La visita del Papa Francisco a Kenia ha sido declarada de alto riesgo no sólo por el conflicto aún abierto entre comunidades étnico-religiosas centroafricanas sino también ante la amenaza continua de grupos yihadistas como Al Shabab.
Ante esta realidad el Papa Francisco se dirigió a los terroristas durante la recepción del presidente de Kenia, Uhuru Kenyatta, en su residencia.
“La experiencia demuestra que la violencia, los conflictos y el terrorismo que se alimentan del miedo, la desconfianza y la desesperación nacen de la pobreza y la frustración”, afirmó el Pontífice.
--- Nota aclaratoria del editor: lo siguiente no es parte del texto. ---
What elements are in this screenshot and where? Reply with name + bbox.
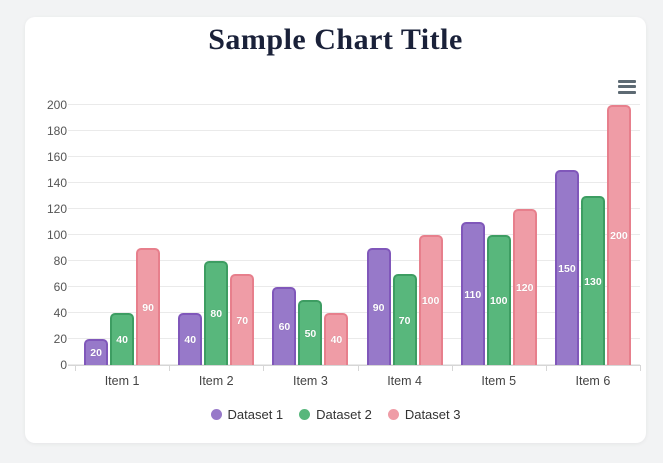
bar-value-label: 100 — [489, 295, 508, 307]
y-axis-tick-label: 160 — [46, 150, 67, 164]
bar-dataset-1-item-1[interactable]: 20 — [84, 339, 109, 365]
y-axis-tick-label: 140 — [46, 176, 67, 190]
bar-value-label: 20 — [90, 347, 102, 359]
bar-group-item-5: 110 100 120 — [452, 105, 546, 365]
legend-label: Dataset 3 — [404, 407, 461, 422]
x-axis-tick — [357, 365, 359, 371]
x-axis-tick — [75, 365, 76, 371]
y-axis-tick-label: 80 — [53, 254, 67, 268]
plot-area: 20 40 90 40 80 70 60 50 40 90 70 100 110 100 120 150 130… — [68, 104, 641, 371]
bar-dataset-3-item-2[interactable]: 70 — [230, 274, 255, 365]
bar-value-label: 110 — [464, 288, 482, 301]
gridline — [68, 208, 640, 209]
bar-value-label: 80 — [210, 308, 223, 320]
x-axis-label-item-4: Item 4 — [387, 374, 422, 388]
bar-group-item-6: 150 130 200 — [546, 105, 640, 365]
bar-value-label: 40 — [330, 334, 343, 346]
bar-dataset-3-item-4[interactable]: 100 — [418, 235, 443, 365]
bar-dataset-2-item-2[interactable]: 80 — [204, 261, 229, 365]
y-axis-tick-label: 40 — [53, 306, 67, 320]
bar-group-item-1: 20 40 90 — [75, 105, 169, 365]
bar-value-label: 40 — [116, 334, 128, 346]
bar-value-label: 60 — [278, 321, 291, 333]
legend-item-dataset-2[interactable]: Dataset 2 — [299, 407, 372, 422]
y-axis-tick-label: 200 — [46, 98, 67, 112]
gridline — [68, 312, 640, 313]
gridline — [68, 156, 640, 157]
bar-value-label: 70 — [236, 314, 249, 327]
x-axis-label-item-2: Item 2 — [198, 374, 234, 388]
gridline — [68, 286, 640, 287]
legend-swatch — [387, 409, 399, 420]
bar-value-label: 90 — [142, 301, 154, 314]
bar-dataset-1-item-4[interactable]: 90 — [366, 248, 391, 365]
bar-value-label: 90 — [372, 301, 385, 314]
legend-label: Dataset 2 — [316, 407, 372, 422]
y-axis-tick-label: 180 — [46, 124, 67, 138]
x-axis-label-item-3: Item 3 — [293, 374, 328, 388]
x-axis-line — [68, 365, 640, 366]
x-axis-label-item-6: Item 6 — [575, 374, 611, 388]
bar-dataset-2-item-4[interactable]: 70 — [392, 274, 417, 365]
bar-group-item-2: 40 80 70 — [169, 105, 263, 365]
gridline — [68, 130, 640, 131]
bar-dataset-2-item-1[interactable]: 40 — [110, 313, 135, 365]
bar-dataset-3-item-5[interactable]: 120 — [512, 209, 537, 365]
y-axis-tick-label: 120 — [46, 202, 67, 216]
y-axis-tick-label: 0 — [60, 358, 67, 372]
bar-dataset-3-item-6[interactable]: 200 — [606, 105, 631, 365]
bar-value-label: 100 — [421, 295, 440, 307]
bar-dataset-1-item-3[interactable]: 60 — [272, 287, 297, 365]
legend-swatch — [210, 409, 222, 420]
bar-dataset-1-item-2[interactable]: 40 — [178, 313, 203, 365]
x-axis-tick — [545, 365, 547, 371]
legend-item-dataset-1[interactable]: Dataset 1 — [210, 407, 284, 422]
x-axis-tick — [263, 365, 265, 371]
bar-dataset-2-item-3[interactable]: 50 — [298, 300, 323, 365]
legend-label: Dataset 1 — [227, 407, 284, 422]
bar-value-label: 40 — [184, 334, 197, 346]
chart-title: Sample Chart Title — [208, 23, 463, 56]
bar-dataset-2-item-5[interactable]: 100 — [486, 235, 511, 365]
bar-group-item-4: 90 70 100 — [358, 105, 452, 365]
chart-menu-button[interactable] — [616, 75, 638, 98]
bar-dataset-3-item-1[interactable]: 90 — [136, 248, 161, 365]
x-axis-label-item-5: Item 5 — [481, 374, 517, 388]
x-axis-tick — [640, 365, 641, 371]
gridline — [68, 104, 640, 105]
y-axis: 0 20 40 60 80 100 120 140 160 180 200 — [25, 98, 67, 372]
bar-dataset-2-item-6[interactable]: 130 — [580, 196, 605, 365]
legend: Dataset 1 Dataset 2 Dataset 3 — [25, 407, 646, 422]
gridline — [68, 260, 640, 261]
bar-group-item-3: 60 50 40 — [263, 105, 357, 365]
bar-value-label: 150 — [558, 262, 576, 275]
bar-value-label: 70 — [398, 314, 411, 327]
x-axis: Item 1 Item 2 Item 3 Item 4 Item 5 Item 6 — [75, 374, 640, 390]
y-axis-tick-label: 20 — [53, 332, 67, 346]
gridline — [68, 364, 640, 365]
x-axis-tick — [169, 365, 171, 371]
x-axis-label-item-1: Item 1 — [104, 374, 140, 388]
y-axis-tick-label: 60 — [53, 280, 67, 294]
bar-value-label: 50 — [304, 327, 317, 340]
gridline — [68, 234, 640, 235]
chart-card: Sample Chart Title 0 20 40 60 80 100 120 140 160… — [25, 17, 646, 443]
y-axis-tick-label: 100 — [46, 228, 67, 242]
bar-value-label: 120 — [515, 282, 534, 294]
bar-value-label: 130 — [584, 275, 602, 288]
gridline — [68, 182, 640, 183]
bar-value-label: 200 — [610, 230, 628, 242]
bar-dataset-1-item-5[interactable]: 110 — [460, 222, 485, 365]
hamburger-menu-icon — [618, 79, 636, 94]
legend-swatch — [299, 409, 311, 420]
bar-dataset-3-item-3[interactable]: 40 — [324, 313, 349, 365]
bar-dataset-1-item-6[interactable]: 150 — [554, 170, 579, 365]
x-axis-tick — [451, 365, 453, 371]
legend-item-dataset-3[interactable]: Dataset 3 — [387, 407, 461, 422]
gridline — [68, 338, 640, 339]
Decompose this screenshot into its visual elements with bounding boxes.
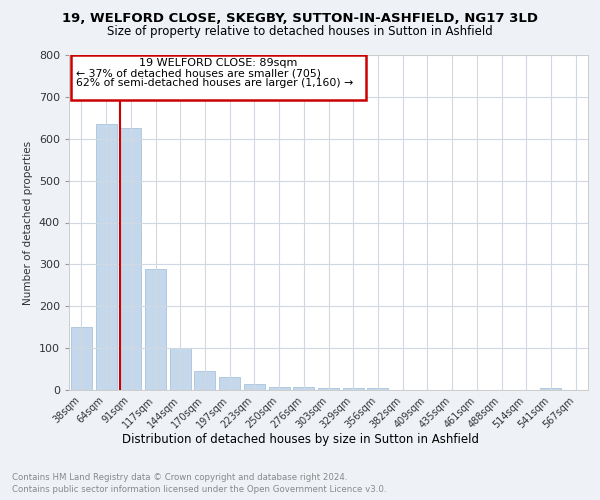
Bar <box>293 386 314 390</box>
Text: 19, WELFORD CLOSE, SKEGBY, SUTTON-IN-ASHFIELD, NG17 3LD: 19, WELFORD CLOSE, SKEGBY, SUTTON-IN-ASH… <box>62 12 538 26</box>
Text: 62% of semi-detached houses are larger (1,160) →: 62% of semi-detached houses are larger (… <box>76 78 353 88</box>
Bar <box>194 371 215 390</box>
Y-axis label: Number of detached properties: Number of detached properties <box>23 140 33 304</box>
Bar <box>343 388 364 390</box>
Text: Contains HM Land Registry data © Crown copyright and database right 2024.: Contains HM Land Registry data © Crown c… <box>12 472 347 482</box>
Text: ← 37% of detached houses are smaller (705): ← 37% of detached houses are smaller (70… <box>76 68 321 78</box>
Text: 19 WELFORD CLOSE: 89sqm: 19 WELFORD CLOSE: 89sqm <box>139 58 298 68</box>
Bar <box>367 388 388 390</box>
Bar <box>269 386 290 390</box>
Bar <box>244 384 265 390</box>
Bar <box>541 388 562 390</box>
Bar <box>219 378 240 390</box>
Bar <box>71 327 92 390</box>
Bar <box>120 128 141 390</box>
Text: Size of property relative to detached houses in Sutton in Ashfield: Size of property relative to detached ho… <box>107 25 493 38</box>
Bar <box>318 388 339 390</box>
Bar <box>95 124 116 390</box>
Bar <box>145 268 166 390</box>
Text: Contains public sector information licensed under the Open Government Licence v3: Contains public sector information licen… <box>12 485 386 494</box>
Bar <box>170 348 191 390</box>
FancyBboxPatch shape <box>71 55 365 100</box>
Text: Distribution of detached houses by size in Sutton in Ashfield: Distribution of detached houses by size … <box>121 432 479 446</box>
Al dirigirse a los líderes políticos, empresariales y religiosos que lo recibieron en Nairobi, Bergoglio dijo: “Yo les exhorto, en particular, a preocuparse verdaderamente por las necesidades de los pobres, las aspiraciones de los jóvenes y una justa distribución de los recursos naturales y humanos”.
Durante su visita a Kenia, el Papa tiene previsto presidir una reunión con representantes de otras religiones, un encuentro con estudiantes y maestros en la Universidad de Nairobi y sendas visitas al barrio de Kangemi y a la sede de Naciones Unidas. El viernes se trasladará a Uganda, donde —entre otros actos— acudirá a un santuario anglicano y se encontrará con jóvenes.
El domingo precisamente en República Centro Africana visitará un gran campo de refugiados de la guerra civil y presidirá después la ceremonia de apertura de la Puerta Santa de la Catedral de Bangui. Se tratará del preludio de la inauguración, el día 8 de diciembre en Roma, del jubileo de la misericordia.